Frankreich wird zum Klimaschutz-Antreiber

Pariser Klimagipfel: Klimaschutz en vogue, Atomkraft passé

Frankreich wird zum Klimaschutz-Antreiber – am 12.12.2017 hatte Emmanuel Macron zum Klimaschutz-Gipfel „One Planet Summit“ eingeladen. Eine Umfrage unter etwa 1.000 Franzosen und Französinnen zeigte, dass der Wandel selbst vor dem Nationalheiligtum Atomkraft nicht halt macht. Ein Artikel von Jens Althoff, Heinrich-Böll-Stiftung.

[note Emmanuel Macron spricht beim Pariser Klimagipfel 2017. Foto: Jens Althoff. Dieses Bild steht unter einer Creative Commons Lizenz.]

Wenn ein französischer Präsident wie Emmanuel Macron etwas ankündigt und anpackt, dann mit Entschlossenheit, Pomp und Eleganz: Über 50 Staats- und Regierungschefinnen und -chefs waren seiner Einladung zum Klimagipfel gefolgt. Mit Ministerinnen und Ministern, Vertreterinnen und Vertretern von Städten und Regionen, Wirtschaftsbossen sowie Stars und Sternchen waren schließlich 130 Länder vertreten.

Die Crème de la Crème wurde im Elysée-Palast empfangen und schipperte nach ausführlicher Mittagstafel mit dem französischen Staatschef bei strahlender Sonne über die Seine zum Tagungsgebäude: Dem Konzertsaal Seine Musicale, ein Symbol modernster, zeitgenössischer Architektur, gelegen auf einer Seine-Insel vor den Toren von Paris. Dort tagten schon seit dem Morgen rund 3.000 geladene Gäste der Zivilgesellschaft zur Rolle der Städte und Regionen beim Klimaschutz, unter anderem mit der engagierten Pariser Bürgermeisterin Anne Hidalgo, dem französischen Minister für „ökologische und solidarische Transition“, Nicolas Hulot sowie dem kalifornischen Gouverneur Jerry Brown.

Große Show, viel Konfetti

Nachmittags zogen die Staats- und Regierungschefinnen und -chefs nach ihrer gemeinsamen Bootstour in den großen Saal der Seine Musicale ein und nahmen Platz auf einer gigantischen Bühne, ganz in schwarz und Stahl gehalten, gegenüber den dicht besetzten Publikumsreihen.
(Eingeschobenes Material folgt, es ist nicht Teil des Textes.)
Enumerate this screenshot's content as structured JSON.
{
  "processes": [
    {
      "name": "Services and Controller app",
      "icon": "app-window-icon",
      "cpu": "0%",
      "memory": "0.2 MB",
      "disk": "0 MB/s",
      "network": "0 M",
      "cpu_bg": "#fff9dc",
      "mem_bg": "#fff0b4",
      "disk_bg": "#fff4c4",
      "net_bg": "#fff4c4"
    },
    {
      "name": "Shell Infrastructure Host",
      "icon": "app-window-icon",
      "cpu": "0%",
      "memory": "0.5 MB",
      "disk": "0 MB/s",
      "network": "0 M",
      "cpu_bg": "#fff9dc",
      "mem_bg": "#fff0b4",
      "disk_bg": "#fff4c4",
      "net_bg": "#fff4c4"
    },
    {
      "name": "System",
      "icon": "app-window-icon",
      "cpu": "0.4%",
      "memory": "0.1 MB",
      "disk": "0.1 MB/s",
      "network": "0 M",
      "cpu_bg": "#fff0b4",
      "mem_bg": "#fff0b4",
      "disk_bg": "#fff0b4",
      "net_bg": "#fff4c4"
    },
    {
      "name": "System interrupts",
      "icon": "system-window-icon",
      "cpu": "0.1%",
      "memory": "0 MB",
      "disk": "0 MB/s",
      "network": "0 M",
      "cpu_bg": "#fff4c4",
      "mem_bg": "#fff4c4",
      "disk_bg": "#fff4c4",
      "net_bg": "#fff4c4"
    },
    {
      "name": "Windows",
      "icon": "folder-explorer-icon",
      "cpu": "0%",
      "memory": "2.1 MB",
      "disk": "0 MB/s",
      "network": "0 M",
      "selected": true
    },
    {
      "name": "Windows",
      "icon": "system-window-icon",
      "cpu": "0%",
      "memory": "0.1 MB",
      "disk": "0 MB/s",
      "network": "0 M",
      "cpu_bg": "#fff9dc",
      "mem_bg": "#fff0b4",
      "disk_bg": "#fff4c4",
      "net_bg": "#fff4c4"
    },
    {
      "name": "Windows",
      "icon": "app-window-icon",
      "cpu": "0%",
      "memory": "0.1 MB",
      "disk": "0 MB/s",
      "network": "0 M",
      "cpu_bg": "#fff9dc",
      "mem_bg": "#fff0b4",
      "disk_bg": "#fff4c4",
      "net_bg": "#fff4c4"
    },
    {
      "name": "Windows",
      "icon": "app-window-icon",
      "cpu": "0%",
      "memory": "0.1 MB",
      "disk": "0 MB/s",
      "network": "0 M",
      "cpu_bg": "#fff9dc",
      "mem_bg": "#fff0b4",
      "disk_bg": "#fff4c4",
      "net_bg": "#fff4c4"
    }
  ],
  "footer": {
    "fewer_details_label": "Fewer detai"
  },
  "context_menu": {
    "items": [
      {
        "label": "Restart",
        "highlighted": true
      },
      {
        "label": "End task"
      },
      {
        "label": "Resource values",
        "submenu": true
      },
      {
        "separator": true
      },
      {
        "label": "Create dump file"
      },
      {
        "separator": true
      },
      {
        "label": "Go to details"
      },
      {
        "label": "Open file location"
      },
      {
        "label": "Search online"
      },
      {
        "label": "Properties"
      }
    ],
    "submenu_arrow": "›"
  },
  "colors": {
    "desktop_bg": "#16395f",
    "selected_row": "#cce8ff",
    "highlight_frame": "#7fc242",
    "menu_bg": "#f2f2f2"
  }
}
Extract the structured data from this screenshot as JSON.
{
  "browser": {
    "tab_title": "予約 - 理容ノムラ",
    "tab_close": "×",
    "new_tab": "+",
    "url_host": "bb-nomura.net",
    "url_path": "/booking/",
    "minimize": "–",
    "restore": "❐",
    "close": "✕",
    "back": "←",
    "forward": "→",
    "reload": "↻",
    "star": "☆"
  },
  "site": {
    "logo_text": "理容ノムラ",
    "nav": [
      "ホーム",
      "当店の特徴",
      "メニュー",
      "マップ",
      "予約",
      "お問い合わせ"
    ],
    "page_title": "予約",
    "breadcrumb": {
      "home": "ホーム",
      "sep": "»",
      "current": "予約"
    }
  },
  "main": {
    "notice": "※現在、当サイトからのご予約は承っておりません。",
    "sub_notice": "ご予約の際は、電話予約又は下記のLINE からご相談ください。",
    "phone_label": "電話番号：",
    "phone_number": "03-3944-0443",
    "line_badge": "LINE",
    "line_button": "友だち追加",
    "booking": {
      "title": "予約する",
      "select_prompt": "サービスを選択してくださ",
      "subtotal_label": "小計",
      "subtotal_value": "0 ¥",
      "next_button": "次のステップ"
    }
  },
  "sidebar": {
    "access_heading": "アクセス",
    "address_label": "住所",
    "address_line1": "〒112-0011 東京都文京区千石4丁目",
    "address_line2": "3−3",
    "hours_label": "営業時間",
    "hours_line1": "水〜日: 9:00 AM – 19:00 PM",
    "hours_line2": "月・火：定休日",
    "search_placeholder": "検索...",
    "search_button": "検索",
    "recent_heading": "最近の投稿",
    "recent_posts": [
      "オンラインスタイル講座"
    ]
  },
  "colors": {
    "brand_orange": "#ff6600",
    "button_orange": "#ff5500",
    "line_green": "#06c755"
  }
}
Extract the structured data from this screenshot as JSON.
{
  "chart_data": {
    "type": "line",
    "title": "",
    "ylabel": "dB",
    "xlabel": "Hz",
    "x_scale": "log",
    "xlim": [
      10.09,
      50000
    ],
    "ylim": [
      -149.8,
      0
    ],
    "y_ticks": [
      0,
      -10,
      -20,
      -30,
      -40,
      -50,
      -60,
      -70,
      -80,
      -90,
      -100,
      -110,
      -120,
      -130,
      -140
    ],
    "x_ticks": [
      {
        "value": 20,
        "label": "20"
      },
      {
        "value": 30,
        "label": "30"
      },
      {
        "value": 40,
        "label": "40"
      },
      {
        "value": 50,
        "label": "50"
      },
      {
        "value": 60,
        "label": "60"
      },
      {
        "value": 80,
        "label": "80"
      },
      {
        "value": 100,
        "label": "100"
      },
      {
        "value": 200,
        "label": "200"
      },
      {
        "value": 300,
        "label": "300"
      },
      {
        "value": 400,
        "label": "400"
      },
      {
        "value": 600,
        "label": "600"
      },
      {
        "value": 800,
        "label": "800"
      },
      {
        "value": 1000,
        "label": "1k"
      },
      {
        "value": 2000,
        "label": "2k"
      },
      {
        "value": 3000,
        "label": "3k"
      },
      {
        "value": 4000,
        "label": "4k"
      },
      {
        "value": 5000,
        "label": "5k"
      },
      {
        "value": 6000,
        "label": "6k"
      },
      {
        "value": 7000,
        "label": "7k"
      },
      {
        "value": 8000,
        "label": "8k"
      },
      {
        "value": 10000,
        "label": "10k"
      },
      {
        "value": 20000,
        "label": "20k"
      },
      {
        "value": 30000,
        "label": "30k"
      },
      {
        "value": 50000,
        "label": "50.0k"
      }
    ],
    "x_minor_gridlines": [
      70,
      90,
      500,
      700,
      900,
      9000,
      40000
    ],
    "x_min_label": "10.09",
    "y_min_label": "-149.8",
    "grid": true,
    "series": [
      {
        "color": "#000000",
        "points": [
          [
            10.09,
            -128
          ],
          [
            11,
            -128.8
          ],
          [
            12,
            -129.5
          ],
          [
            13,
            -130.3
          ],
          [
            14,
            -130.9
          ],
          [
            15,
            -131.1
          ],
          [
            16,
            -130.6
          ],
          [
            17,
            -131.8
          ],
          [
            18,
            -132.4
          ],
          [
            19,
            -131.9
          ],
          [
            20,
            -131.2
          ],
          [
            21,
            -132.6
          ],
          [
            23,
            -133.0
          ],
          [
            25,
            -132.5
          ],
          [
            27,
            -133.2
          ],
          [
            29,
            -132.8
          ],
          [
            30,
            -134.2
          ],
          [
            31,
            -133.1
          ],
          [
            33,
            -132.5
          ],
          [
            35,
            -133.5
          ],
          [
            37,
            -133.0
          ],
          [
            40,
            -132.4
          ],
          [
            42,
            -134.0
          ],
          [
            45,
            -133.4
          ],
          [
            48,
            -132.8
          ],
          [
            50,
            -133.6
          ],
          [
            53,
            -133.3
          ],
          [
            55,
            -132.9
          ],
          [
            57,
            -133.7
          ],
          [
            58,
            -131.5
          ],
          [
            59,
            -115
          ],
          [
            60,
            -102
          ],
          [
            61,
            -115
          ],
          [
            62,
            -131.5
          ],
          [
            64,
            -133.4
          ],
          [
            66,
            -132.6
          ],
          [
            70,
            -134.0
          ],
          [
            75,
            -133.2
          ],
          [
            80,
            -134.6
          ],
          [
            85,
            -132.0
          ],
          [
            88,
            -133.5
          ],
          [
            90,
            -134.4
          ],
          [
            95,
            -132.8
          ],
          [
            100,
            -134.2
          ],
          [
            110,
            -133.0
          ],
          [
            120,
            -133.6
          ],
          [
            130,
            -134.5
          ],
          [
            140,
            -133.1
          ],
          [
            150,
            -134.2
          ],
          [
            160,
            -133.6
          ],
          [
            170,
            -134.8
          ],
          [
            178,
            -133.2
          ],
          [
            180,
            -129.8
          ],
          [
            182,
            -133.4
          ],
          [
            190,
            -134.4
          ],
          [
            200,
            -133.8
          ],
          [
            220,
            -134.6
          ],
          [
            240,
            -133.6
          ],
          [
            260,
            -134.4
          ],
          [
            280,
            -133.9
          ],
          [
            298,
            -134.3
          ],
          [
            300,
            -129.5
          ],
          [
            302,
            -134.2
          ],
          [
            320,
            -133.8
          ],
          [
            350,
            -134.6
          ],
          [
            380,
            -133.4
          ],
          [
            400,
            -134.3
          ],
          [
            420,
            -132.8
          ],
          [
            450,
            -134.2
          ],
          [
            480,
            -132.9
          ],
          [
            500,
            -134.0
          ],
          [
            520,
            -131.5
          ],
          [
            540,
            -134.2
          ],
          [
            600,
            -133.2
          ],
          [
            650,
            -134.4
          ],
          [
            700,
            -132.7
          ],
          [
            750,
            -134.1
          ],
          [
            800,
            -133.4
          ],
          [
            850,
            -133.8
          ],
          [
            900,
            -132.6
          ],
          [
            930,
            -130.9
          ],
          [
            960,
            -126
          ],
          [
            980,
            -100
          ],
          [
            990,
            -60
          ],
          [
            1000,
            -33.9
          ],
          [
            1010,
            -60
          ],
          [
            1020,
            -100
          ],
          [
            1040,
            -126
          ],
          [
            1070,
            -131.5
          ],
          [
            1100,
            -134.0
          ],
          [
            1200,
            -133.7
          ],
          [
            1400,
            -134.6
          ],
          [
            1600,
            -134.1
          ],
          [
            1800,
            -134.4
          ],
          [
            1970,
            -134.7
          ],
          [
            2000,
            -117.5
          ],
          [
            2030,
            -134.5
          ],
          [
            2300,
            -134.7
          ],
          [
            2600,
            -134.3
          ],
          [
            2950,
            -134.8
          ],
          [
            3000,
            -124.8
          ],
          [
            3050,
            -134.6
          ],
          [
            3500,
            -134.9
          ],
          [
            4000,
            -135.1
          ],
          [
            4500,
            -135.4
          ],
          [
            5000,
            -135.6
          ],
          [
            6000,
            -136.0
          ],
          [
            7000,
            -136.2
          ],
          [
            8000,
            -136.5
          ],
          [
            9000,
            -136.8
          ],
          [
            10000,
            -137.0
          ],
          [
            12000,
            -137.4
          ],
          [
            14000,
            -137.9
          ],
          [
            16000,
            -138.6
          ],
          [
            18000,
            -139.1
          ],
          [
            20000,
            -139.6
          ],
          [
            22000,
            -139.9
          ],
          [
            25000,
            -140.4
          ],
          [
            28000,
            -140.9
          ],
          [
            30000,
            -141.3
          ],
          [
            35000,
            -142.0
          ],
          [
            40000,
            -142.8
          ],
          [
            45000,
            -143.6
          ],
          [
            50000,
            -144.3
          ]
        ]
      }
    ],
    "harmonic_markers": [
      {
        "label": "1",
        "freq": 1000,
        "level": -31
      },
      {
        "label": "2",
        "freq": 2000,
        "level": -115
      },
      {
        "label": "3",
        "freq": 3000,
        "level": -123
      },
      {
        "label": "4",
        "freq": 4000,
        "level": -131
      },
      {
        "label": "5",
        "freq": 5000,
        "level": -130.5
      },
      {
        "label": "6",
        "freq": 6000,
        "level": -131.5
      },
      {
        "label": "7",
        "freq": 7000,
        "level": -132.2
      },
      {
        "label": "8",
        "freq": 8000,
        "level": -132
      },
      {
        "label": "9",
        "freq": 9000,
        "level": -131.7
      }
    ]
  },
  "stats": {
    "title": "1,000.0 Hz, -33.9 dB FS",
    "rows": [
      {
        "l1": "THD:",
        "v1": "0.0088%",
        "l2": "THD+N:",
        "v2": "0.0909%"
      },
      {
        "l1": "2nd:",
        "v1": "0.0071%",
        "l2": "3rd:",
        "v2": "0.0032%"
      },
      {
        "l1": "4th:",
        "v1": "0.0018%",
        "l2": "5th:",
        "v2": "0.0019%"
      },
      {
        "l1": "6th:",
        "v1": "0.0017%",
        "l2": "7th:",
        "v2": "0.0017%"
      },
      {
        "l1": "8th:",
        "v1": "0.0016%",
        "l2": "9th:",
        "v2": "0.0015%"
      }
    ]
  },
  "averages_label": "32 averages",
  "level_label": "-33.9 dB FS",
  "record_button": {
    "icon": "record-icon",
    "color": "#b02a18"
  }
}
Über fünf geschlagene Stunden hinweg gab es nun verschiedene Diskussionsrunden, die sich kurz zusammenfassen lassen: Staats- und Regierungschefinnen und -chefs, Ministerinnen und Minister, Vertreter der Europäischen Kommission wie der Weltbank sowie Wirtschaftsbosse (tatsächlich nur Männer) verkündeten nacheinander, wie und mit welchen Maßnahmen, vor allem aber mit Investitionen oder auch Deinvestitionen, sie eine ökologische Transformation voranbringen wollen.

[note John Kerry spricht beim Pariser Klimagipfel, 12.12.2017. Urheber: Jens Althoff. Dieses Bild steht unter einer Creative Commons Lizenz.]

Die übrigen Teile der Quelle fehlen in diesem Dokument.